Day 25 Dillengen – Neuberg Wed 16/08/06
A reasonable nights sleep, and after I bought a bakers bag of misfit rolls for a Euro, I set off again. The days cycling was easy enough, with just a couple of steep climbs. I paced along, and even though I have overtaken other cycle tourists on my journey, I have yet to be overtaken by any. (What do you mean, it's not a competition??) I didn't have a map for today, and was relying on the Cicerone guide book and the signposts which did me fine up to the point when they decided to part company with one another. I decided to stick with the signposts, and ended up in the town of Neuberg, which I wasn't expecting to do, but it had a campsite, so no worries.
Then looked around the old centre, which has a stunning cathedral and hundreds of fine old buildings. Stocked up at Nettos, and although I considered a glorious hatrick of McDonalds, I decided on a tin of Maggi Ravioli instead. I remember Maggi from my first trip around Australia, when Andrea and I were on an all noodle diet to save cash, and here they are again!
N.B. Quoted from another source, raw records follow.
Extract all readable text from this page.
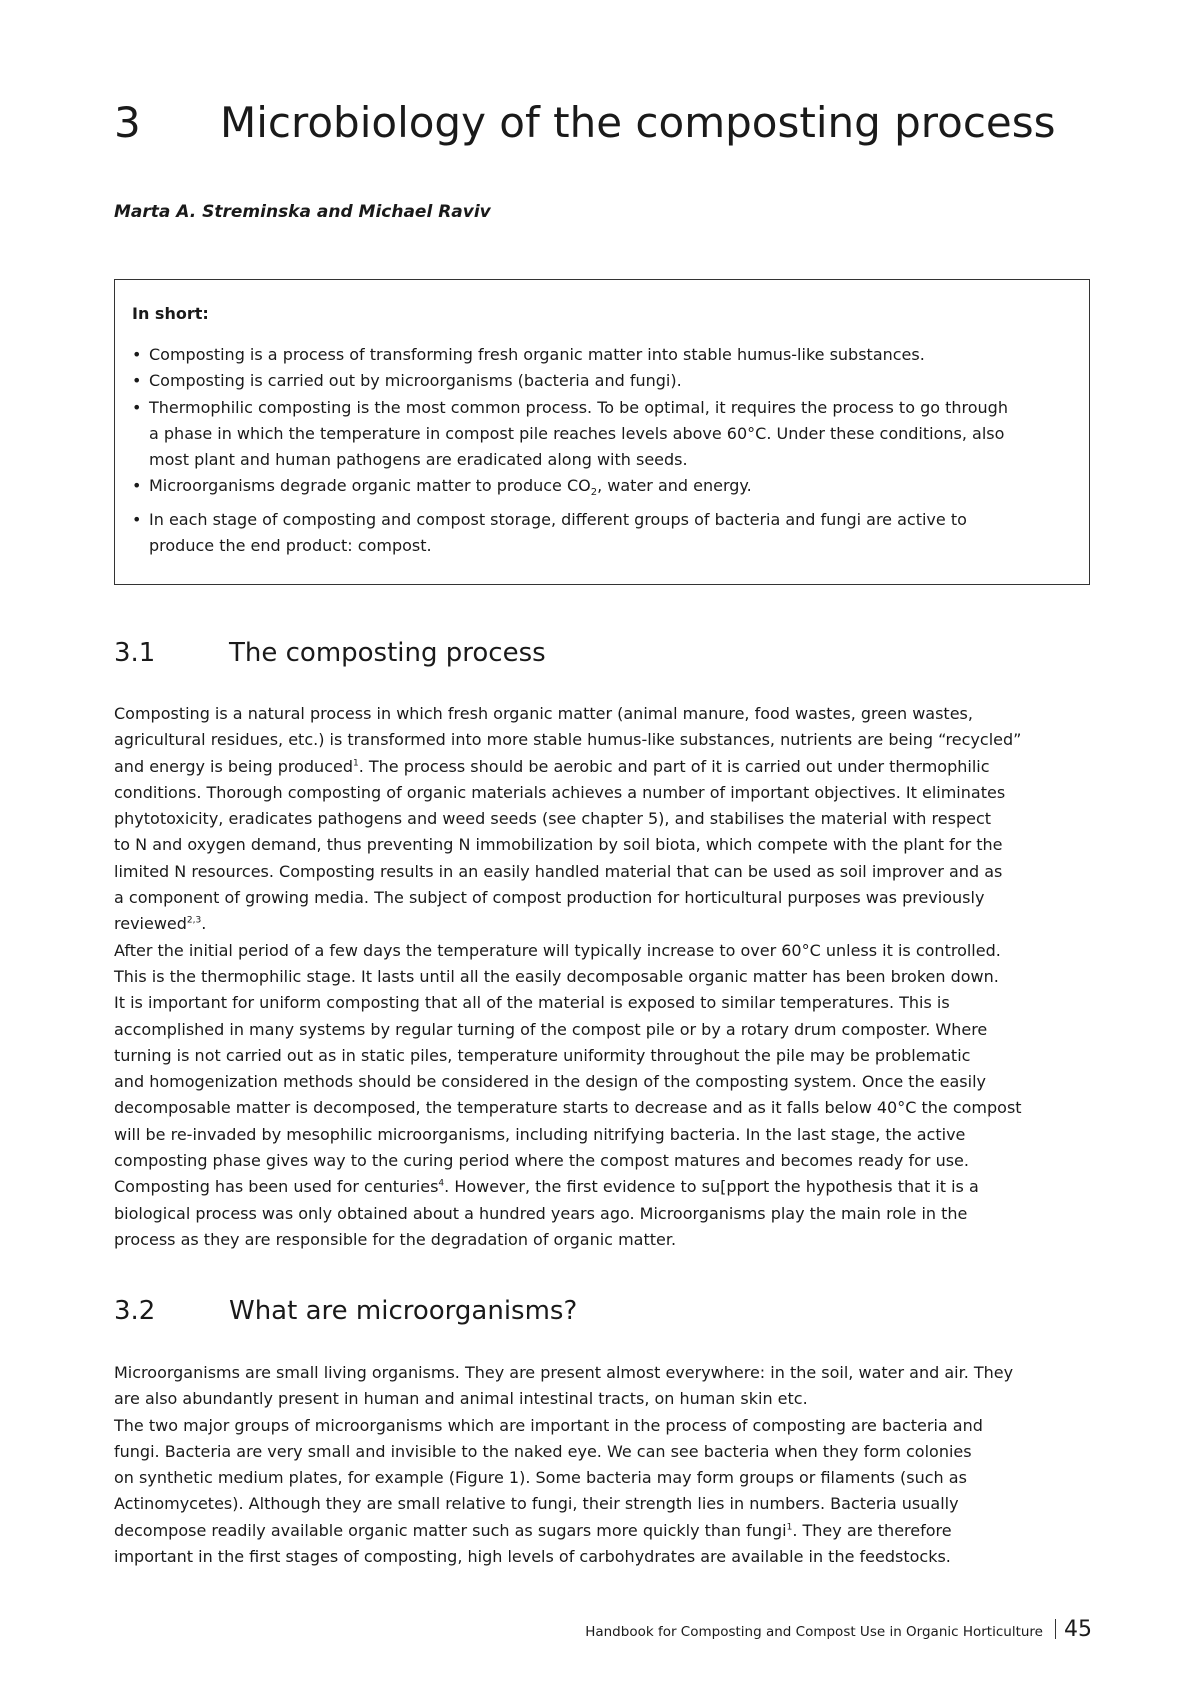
3 Microbiology of the composting process

Marta A. Streminska and Michael Raviv

In short:
• Composting is a process of transforming fresh organic matter into stable humus-like substances.
• Composting is carried out by microorganisms (bacteria and fungi).
• Thermophilic composting is the most common process. To be optimal, it requires the process to go through
a phase in which the temperature in compost pile reaches levels above 60°C. Under these conditions, also
most plant and human pathogens are eradicated along with seeds.
• Microorganisms degrade organic matter to produce $CO_2$, water and energy.
• In each stage of composting and compost storage, different groups of bacteria and fungi are active to
produce the end product: compost.
3.1	The composting process

Composting is a natural process in which fresh organic matter (animal manure, food wastes, green wastes,
agricultural residues, etc.) is transformed into more stable humus-like substances, nutrients are being “recycled”
and energy is being produced$^1$. The process should be aerobic and part of it is carried out under thermophilic
conditions. Thorough composting of organic materials achieves a number of important objectives. It eliminates
phytotoxicity, eradicates pathogens and weed seeds (see chapter 5), and stabilises the material with respect
to N and oxygen demand, thus preventing N immobilization by soil biota, which compete with the plant for the
limited N resources. Composting results in an easily handled material that can be used as soil improver and as
a component of growing media. The subject of compost production for horticultural purposes was previously
reviewed$^{2,3}$.

After the initial period of a few days the temperature will typically increase to over 60°C unless it is controlled.
This is the thermophilic stage. It lasts until all the easily decomposable organic matter has been broken down.
It is important for uniform composting that all of the material is exposed to similar temperatures. This is
accomplished in many systems by regular turning of the compost pile or by a rotary drum composter. Where
turning is not carried out as in static piles, temperature uniformity throughout the pile may be problematic
and homogenization methods should be considered in the design of the composting system. Once the easily
decomposable matter is decomposed, the temperature starts to decrease and as it falls below 40°C the compost
will be re-invaded by mesophilic microorganisms, including nitrifying bacteria. In the last stage, the active
composting phase gives way to the curing period where the compost matures and becomes ready for use.
Composting has been used for centuries$^4$. However, the first evidence to su[pport the hypothesis that it is a
biological process was only obtained about a hundred years ago. Microorganisms play the main role in the
process as they are responsible for the degradation of organic matter.

3.2	What are microorganisms?

Microorganisms are small living organisms. They are present almost everywhere: in the soil, water and air. They
are also abundantly present in human and animal intestinal tracts, on human skin etc.

The two major groups of microorganisms which are important in the process of composting are bacteria and
fungi. Bacteria are very small and invisible to the naked eye. We can see bacteria when they form colonies
on synthetic medium plates, for example (Figure 1). Some bacteria may form groups or filaments (such as
Actinomycetes). Although they are small relative to fungi, their strength lies in numbers. Bacteria usually
decompose readily available organic matter such as sugars more quickly than fungi$^1$. They are therefore
important in the first stages of composting, high levels of carbohydrates are available in the feedstocks.

Handbook for Composting and Compost Use in Organic Horticulture 45
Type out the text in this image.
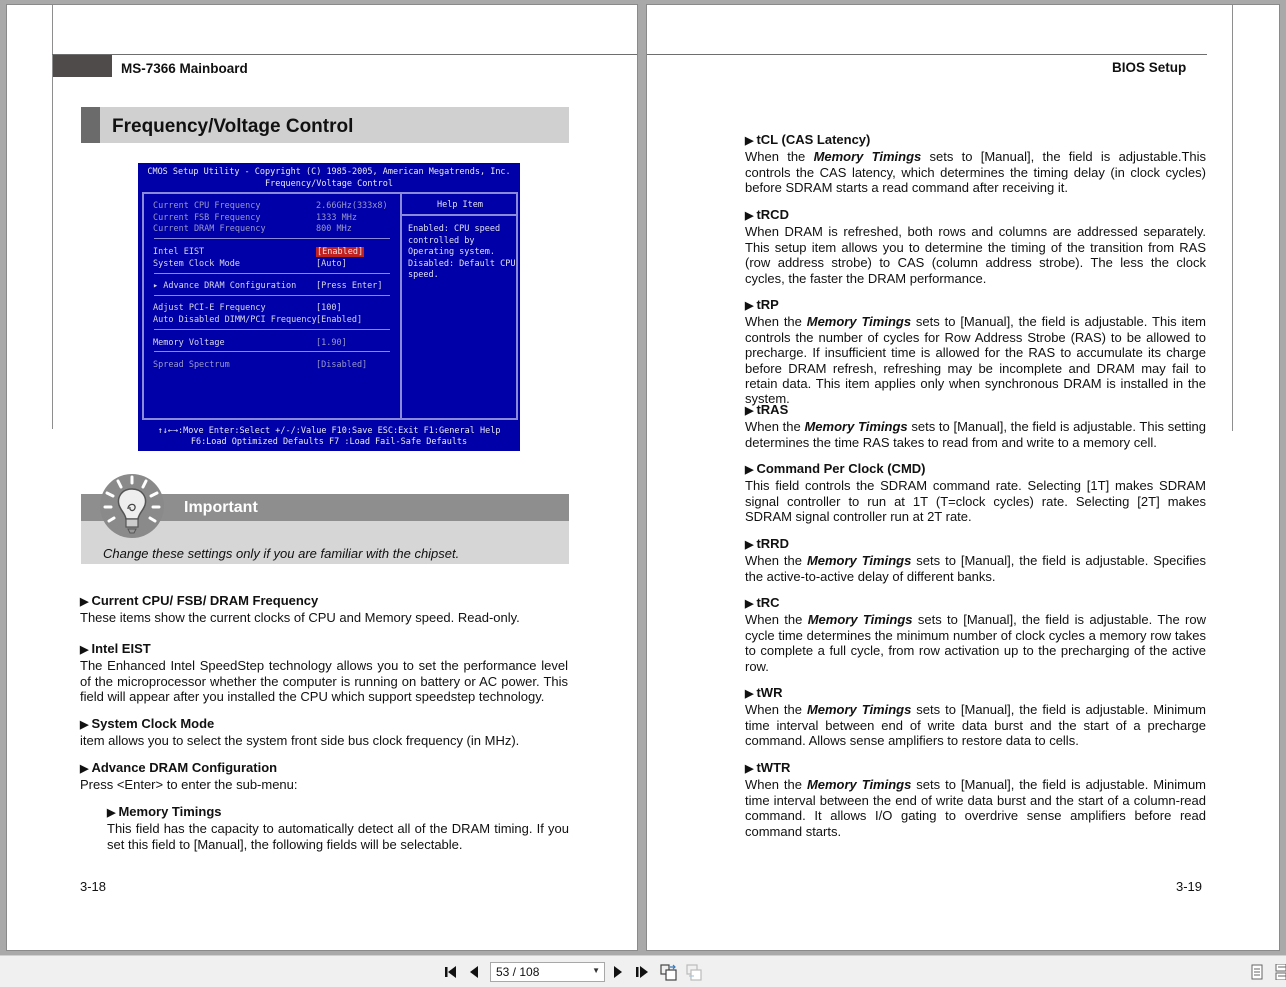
MS-7366 Mainboard
Frequency/Voltage Control
CMOS Setup Utility - Copyright (C) 1985-2005, American Megatrends, Inc.
Frequency/Voltage Control
Help Item
Enabled: CPU speed controlled by Operating system. Disabled: Default CPU speed.
Current CPU Frequency	2.66GHz(333x8)
Current FSB Frequency	1333 MHz
Current DRAM Frequency	800 MHz
Intel EIST	[Enabled]
System Clock Mode	[Auto]
▸ Advance DRAM Configuration [Press Enter]
Adjust PCI-E Frequency	[100]
Auto Disabled DIMM/PCI Frequency [Enabled]
Memory Voltage	[1.90]
Spread Spectrum	[Disabled]
↑↓←→:Move Enter:Select +/-/:Value F10:Save ESC:Exit F1:General Help
F6:Load Optimized Defaults F7 :Load Fail-Safe Defaults
Important
Change these settings only if you are familiar with the chipset.
▶ Current CPU/ FSB/ DRAM Frequency
These items show the current clocks of CPU and Memory speed. Read-only.
▶ Intel EIST
The Enhanced Intel SpeedStep technology allows you to set the performance level of the microprocessor whether the computer is running on battery or AC power. This field will appear after you installed the CPU which support speedstep technology.
▶ System Clock Mode
item allows you to select the system front side bus clock frequency (in MHz).
▶ Advance DRAM Configuration
Press <Enter> to enter the sub-menu:
▶ Memory Timings
This field has the capacity to automatically detect all of the DRAM timing. If you set this field to [Manual], the following fields will be selectable.
3-18
BIOS Setup
▶ tCL (CAS Latency)
When the Memory Timings sets to [Manual], the field is adjustable.This controls the CAS latency, which determines the timing delay (in clock cycles) before SDRAM starts a read command after receiving it.
▶ tRCD
When DRAM is refreshed, both rows and columns are addressed separately. This setup item allows you to determine the timing of the transition from RAS (row address strobe) to CAS (column address strobe). The less the clock cycles, the faster the DRAM performance.
▶ tRP
When the Memory Timings sets to [Manual], the field is adjustable. This item controls the number of cycles for Row Address Strobe (RAS) to be allowed to precharge. If insufficient time is allowed for the RAS to accumulate its charge before DRAM refresh, refreshing may be incomplete and DRAM may fail to retain data. This item applies only when synchronous DRAM is installed in the system.
▶ tRAS
When the Memory Timings sets to [Manual], the field is adjustable. This setting determines the time RAS takes to read from and write to a memory cell.
▶ Command Per Clock (CMD)
This field controls the SDRAM command rate. Selecting [1T] makes SDRAM signal controller to run at 1T (T=clock cycles) rate. Selecting [2T] makes SDRAM signal controller run at 2T rate.
▶ tRRD
When the Memory Timings sets to [Manual], the field is adjustable. Specifies the active-to-active delay of different banks.
▶ tRC
When the Memory Timings sets to [Manual], the field is adjustable. The row cycle time determines the minimum number of clock cycles a memory row takes to complete a full cycle, from row activation up to the precharging of the active row.
▶ tWR
When the Memory Timings sets to [Manual], the field is adjustable. Minimum time interval between end of write data burst and the start of a precharge command. Allows sense amplifiers to restore data to cells.
▶ tWTR
When the Memory Timings sets to [Manual], the field is adjustable. Minimum time interval between the end of write data burst and the start of a column-read command. It allows I/O gating to overdrive sense amplifiers before read command starts.
3-19
53 / 108	▼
I made the breakfast at the guesthouse a good one, and also took a roll away with me for later on. I was really flying today, and didn't want to stop! At one stage, i cycled with a group of German lads, and used them as a windshield until one of them fell off. I decided to bypass Passau, and carry on into Austria. There was no ‘welcome to Austria sign', but here I am all the same, in my third different country so far. I carried on pacing along, and my average speed of 20kmh is my fastest so far. The cycle path on the Austrian side is proving to be very smooth, and follows close to the River Danube's edge. Had to take a two euro ferry across to the opposite side at one point.